Состязание должно было проходить в пойме Пенея, поросшей сочной влажной травой. На специально сооруженном помосте, прикрытом от солнечных лучей пологом из плотной ткани, был установлен царский трон. За троном разместились родственники царя и самые первые вельможи. Здесь были Отан, Арсам, Арсамен, Гобрий и Ариомард. Здесь же стояли Артафрен, Гидарн и Мегабиз. Чуть дальше разместились цари и правители покоренных эллинских народов, на чьих лицах блуждали заискивающие улыбки. По правую руку от царя встали Артабан и Мардоний, по левую — верный пес сотник Дитрав, ни на мгновенье не расстающийся с обнаженным мечом. По обе стороны помоста колыхались серебряные копья бессмертных.

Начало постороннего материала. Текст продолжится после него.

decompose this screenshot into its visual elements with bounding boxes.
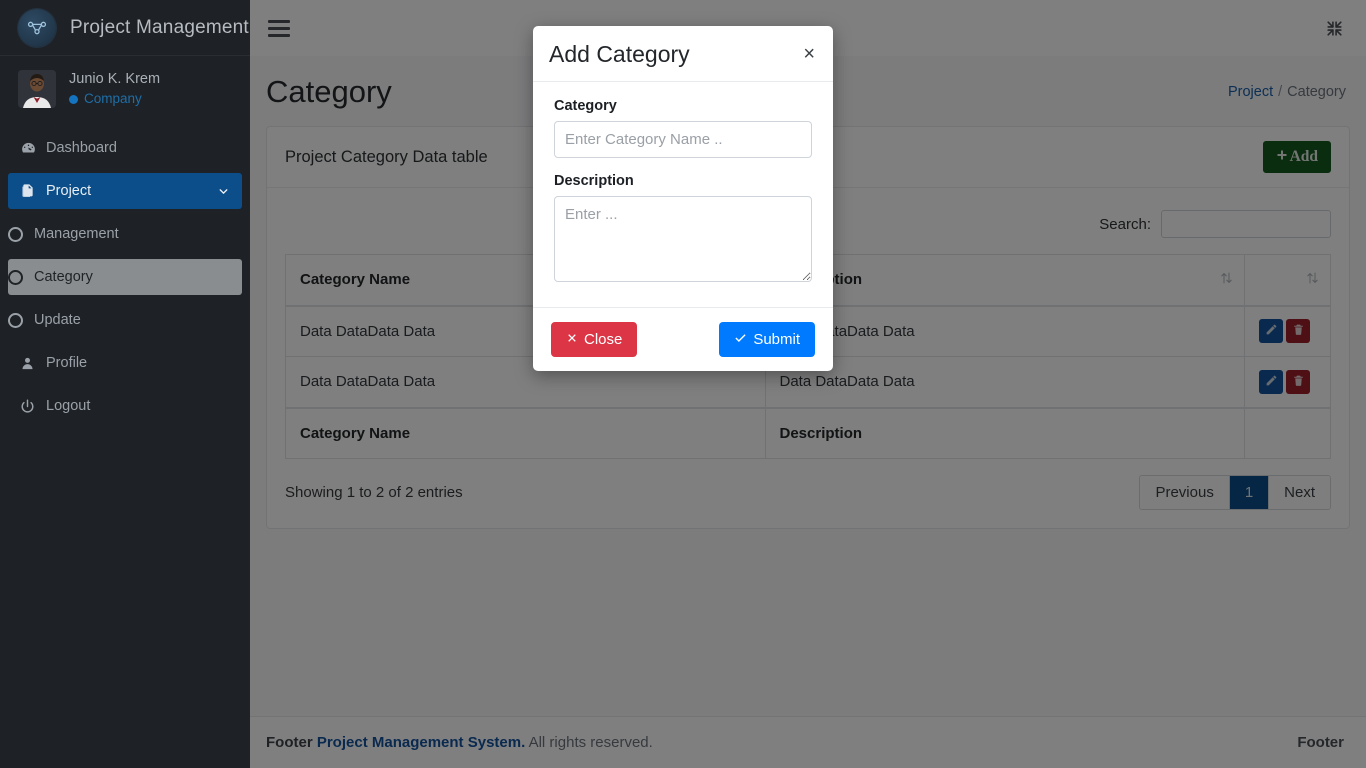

Солнечное утро, влажный ветерок, приятно охлаждающий кожу, радующая взор яркая речная зелень — все это способствовало хорошему настроению царя. Сегодня он был щедр и великодушен как никогда. Подозвав к себе наездников, Ксеркс объявил им, что победитель получит серебряное блюдо с царским именем, а также любую лошадь из тех, кто будет участвовать в скачках. Наездники, среди которых были шесть эллинов, пали на колени и облобызали землю, славя щедрость владыки Парсы. Изобразив улыбку, Ксеркс приказал начинать.
Вспрыгнув на лошадей, всадники подъехали к помосту и замерли, ожидая приказа царя. Ксеркс выдержал небольшую паузу, затем привстал и, махнув рукой, прокричал что-то нечленораздельное. В тот же миг наездники ударили пятками по бокам скакунов и те стремительно помчались вперед. Стройная линия мгновенно распалась, превратившись в короткий ломаный клин. Вскидывая копытами комья влажной земли, лошади в бешеном галопе неслись вдоль реки. Вскоре они уже были едва различимы. Вельможи до боли в глазах всматривались вдаль и наперебой сообщали царю:
— Впереди парсийский жеребец каурой масти! — утверждал первый.
— Да ты что! Первым скачет Белое солнце! — говорил второй.
— Вы оба слепцы! Всех опередил вороной! — громко вопил третий.
Царь внимал этим крикам с натянутой улыбкой.
Тем временем всадники доскакали до столбов, вкопанных в землю на расстоянии пятнадцати стадий от помоста. Нестройной цепочкой обогнув их, соперники устремились в обратный путь. Они становились все более различимы, и вскоре уже можно было судить о том, кто возглавляет скачку. Впереди несся великолепный пепельный конь фессалийской породы. Высоко вскидывая копыта, он буквально пожирал расстояние, с каждым мгновением приближаясь к победе. Следом за фессалийцем скакали несколько парсийских коней, среди них любимец царя каурый жеребец по кличке Благая весть. Зрители волновались и кричали, подбадривая наездников и коней. Гистасп, проведший немало времени среди диких скифов, пронзительно свистел. Но соревнующиеся не нуждались в понукании. Они и так старались изо всех сил, хлеща плетками взмыленных коней.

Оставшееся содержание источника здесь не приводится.